Why is suicide avoidance a perfect duty?
I've been grading undergraduate papers on Kant and euthanasia for the last few days, and in making comments, I've come to realize that there's something that I don't get about Kant's argument for the immorality of suicide. I'm far from a Kant scholar, so I might just be misunderstanding Kant's view. (Luckily, my concern hasn't gotten in the way of my grading at all.)
In the Groundwork, Kant argues that suicide is immoral because it rests on the following maxim, which cannot be universalized without contradiction: "From self-love I adopt it as a principle to shorten my life when its longer duration is likely to bring more evil than satisfaction."

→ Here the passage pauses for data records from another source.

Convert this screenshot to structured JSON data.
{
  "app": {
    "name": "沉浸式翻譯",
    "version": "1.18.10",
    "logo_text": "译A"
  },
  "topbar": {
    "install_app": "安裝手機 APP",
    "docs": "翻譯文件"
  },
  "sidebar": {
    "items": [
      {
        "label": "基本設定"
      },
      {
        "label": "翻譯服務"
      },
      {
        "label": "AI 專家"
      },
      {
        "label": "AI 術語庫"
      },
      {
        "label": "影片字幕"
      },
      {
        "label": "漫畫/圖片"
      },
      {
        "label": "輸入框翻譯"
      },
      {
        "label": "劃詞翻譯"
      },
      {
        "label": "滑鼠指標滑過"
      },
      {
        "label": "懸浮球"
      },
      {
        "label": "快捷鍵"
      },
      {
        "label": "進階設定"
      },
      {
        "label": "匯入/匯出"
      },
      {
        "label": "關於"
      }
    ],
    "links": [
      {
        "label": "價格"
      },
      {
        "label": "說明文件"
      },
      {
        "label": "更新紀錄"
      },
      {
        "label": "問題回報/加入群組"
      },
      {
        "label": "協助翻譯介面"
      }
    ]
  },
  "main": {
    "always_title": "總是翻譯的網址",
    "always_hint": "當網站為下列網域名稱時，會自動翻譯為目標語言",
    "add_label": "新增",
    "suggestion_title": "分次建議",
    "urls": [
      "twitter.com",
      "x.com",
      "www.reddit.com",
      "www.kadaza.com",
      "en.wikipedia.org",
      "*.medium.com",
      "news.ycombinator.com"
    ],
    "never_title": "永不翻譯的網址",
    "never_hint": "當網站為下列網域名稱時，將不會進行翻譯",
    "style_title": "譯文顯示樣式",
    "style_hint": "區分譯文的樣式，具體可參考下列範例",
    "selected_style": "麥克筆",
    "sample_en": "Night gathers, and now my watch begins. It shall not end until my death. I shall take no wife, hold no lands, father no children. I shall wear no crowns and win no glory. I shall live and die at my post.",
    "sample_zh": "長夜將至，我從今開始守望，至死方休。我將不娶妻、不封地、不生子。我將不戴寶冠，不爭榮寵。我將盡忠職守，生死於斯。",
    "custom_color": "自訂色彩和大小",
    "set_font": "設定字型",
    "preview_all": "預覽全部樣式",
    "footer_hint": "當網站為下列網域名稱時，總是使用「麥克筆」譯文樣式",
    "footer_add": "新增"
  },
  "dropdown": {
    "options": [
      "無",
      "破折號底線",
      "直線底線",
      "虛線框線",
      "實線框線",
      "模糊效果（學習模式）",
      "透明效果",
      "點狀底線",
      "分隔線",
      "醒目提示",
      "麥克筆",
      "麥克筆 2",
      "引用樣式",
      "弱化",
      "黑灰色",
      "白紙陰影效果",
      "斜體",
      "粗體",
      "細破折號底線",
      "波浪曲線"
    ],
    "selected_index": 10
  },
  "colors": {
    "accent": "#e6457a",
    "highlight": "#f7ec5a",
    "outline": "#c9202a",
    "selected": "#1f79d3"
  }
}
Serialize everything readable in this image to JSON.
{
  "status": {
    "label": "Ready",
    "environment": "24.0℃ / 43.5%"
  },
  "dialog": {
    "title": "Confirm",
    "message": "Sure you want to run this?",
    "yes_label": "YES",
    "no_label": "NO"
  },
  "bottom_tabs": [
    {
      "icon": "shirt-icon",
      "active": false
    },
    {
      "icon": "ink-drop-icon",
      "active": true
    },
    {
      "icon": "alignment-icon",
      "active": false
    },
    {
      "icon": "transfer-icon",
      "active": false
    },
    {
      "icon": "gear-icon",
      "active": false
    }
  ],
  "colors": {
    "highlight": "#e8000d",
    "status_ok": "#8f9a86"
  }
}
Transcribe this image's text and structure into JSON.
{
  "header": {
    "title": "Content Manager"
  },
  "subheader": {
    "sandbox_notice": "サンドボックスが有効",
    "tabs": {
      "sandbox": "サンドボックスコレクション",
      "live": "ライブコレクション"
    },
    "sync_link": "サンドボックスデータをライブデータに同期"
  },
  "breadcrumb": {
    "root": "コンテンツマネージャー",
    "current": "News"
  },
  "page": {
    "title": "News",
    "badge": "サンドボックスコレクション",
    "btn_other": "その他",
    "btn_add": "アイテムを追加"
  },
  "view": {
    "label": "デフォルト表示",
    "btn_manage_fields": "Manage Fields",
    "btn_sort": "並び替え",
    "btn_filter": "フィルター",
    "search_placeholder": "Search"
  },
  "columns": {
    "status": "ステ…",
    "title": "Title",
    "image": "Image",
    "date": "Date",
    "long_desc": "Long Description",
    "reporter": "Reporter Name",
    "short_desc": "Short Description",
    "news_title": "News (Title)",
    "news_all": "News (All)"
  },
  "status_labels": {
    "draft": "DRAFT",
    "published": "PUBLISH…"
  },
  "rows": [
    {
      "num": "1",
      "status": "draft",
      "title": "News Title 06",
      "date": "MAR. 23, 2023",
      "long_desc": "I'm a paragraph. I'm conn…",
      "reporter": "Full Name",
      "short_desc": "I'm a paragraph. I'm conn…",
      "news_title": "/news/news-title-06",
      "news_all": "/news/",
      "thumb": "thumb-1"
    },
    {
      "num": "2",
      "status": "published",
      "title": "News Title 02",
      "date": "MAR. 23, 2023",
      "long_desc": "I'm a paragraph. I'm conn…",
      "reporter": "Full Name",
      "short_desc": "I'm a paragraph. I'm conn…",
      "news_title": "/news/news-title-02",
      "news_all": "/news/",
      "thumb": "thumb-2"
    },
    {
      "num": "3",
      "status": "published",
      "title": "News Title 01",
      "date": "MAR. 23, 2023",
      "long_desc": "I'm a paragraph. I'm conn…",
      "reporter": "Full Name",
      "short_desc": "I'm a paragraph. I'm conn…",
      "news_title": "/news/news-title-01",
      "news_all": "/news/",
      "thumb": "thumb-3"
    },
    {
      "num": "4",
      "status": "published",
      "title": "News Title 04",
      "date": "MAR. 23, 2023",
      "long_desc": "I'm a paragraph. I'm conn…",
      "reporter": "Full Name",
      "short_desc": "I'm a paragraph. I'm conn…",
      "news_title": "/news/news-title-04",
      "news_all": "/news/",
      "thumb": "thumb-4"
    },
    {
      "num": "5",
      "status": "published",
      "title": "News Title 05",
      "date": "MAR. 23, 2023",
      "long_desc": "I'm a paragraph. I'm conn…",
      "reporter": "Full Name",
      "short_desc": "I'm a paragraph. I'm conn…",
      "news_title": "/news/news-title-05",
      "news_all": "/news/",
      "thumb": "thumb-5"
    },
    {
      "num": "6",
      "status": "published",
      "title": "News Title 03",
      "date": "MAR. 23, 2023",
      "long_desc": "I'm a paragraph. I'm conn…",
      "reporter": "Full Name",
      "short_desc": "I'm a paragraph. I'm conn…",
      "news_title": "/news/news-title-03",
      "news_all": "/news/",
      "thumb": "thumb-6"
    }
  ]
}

Something that genuinely loves itself, Kant tells us, cannot desire its own destruction; thus, the maxim results in contradiction. Now, I think it's debatable whether something that loves itself cannot desire its own destruction, but that's not the issue I want to raise. Kant says that suicide avoidance is a perfect duty, which would mean that this maxim results in a contradiction in conception. I think it looks more like a contradiction in the will, which would render suicide avoidance an imperfect duty.
I can see why the contradiction looks like a contradiction in conception. One cannot attempt to kill oneself if one is acting out of desire to preserve oneself. There is a clear contradiction there. But what makes this issue tricky is that it looks like someone who acts out of self-love could not will their own death. Isn't Kant's prohibition on suicide from self-love a case of an imperfect duty then? One can imagine the consequence of everyone killing themselves. That's not inherently contradictory. The problem stems from the willing.
One might try to make the following counterargument: imperfect duties are those that generate fully consistent perverted worlds when their maxims are universalized, but that have maxims that cannot be willed because the perverted world results in one's ends not being met. In other words, imperfect duties come about when there's a breach in a hypothetical imperative. The contradiction in the self-love maxim does not necessarily come about from a person's ends not being satisfied. But I think this is wrong. Self-love, Kant tells us, impels the improvement of life. It looks like the contradiction occurs because death ceases all improvement in life, thus one's ends are not being met.
Moreover, if we don't interpret "from self-love" as making a claim about hypothetical ends, then the maxim Kant offers does not correspond to the traditional "In situation X, I will do Y in order to achieve Z" template. Normally, if a maxim is contradictory simply in virtue of the "in situation X, I will do Y" portion (as maxims condoning lying or promise-breaking are), then it forms a perfect duty. If this is not the case, but the maxim becomes contradictory when Z is taken into account (in other words, the perverted world is consistent but does not achieve the ends of the hypothetical imperative), then the maxim forms the basis of an imperfect duty. "From self-love" seems to fit squarely into variable slot Z. If we insist that it does not but that it still generates the contradiction, then we give up on the standard maxim template, and we have to tell some sort of story about what sort of work "from self-love" is doing and why it's permissible to include in our maxim.
There is one other unique aspect of this maxim that may be relevant. It results in contradiction whether universalized or not. However, I don't know if this influences the perfection or imperfection of our duty, nor do I know why it should.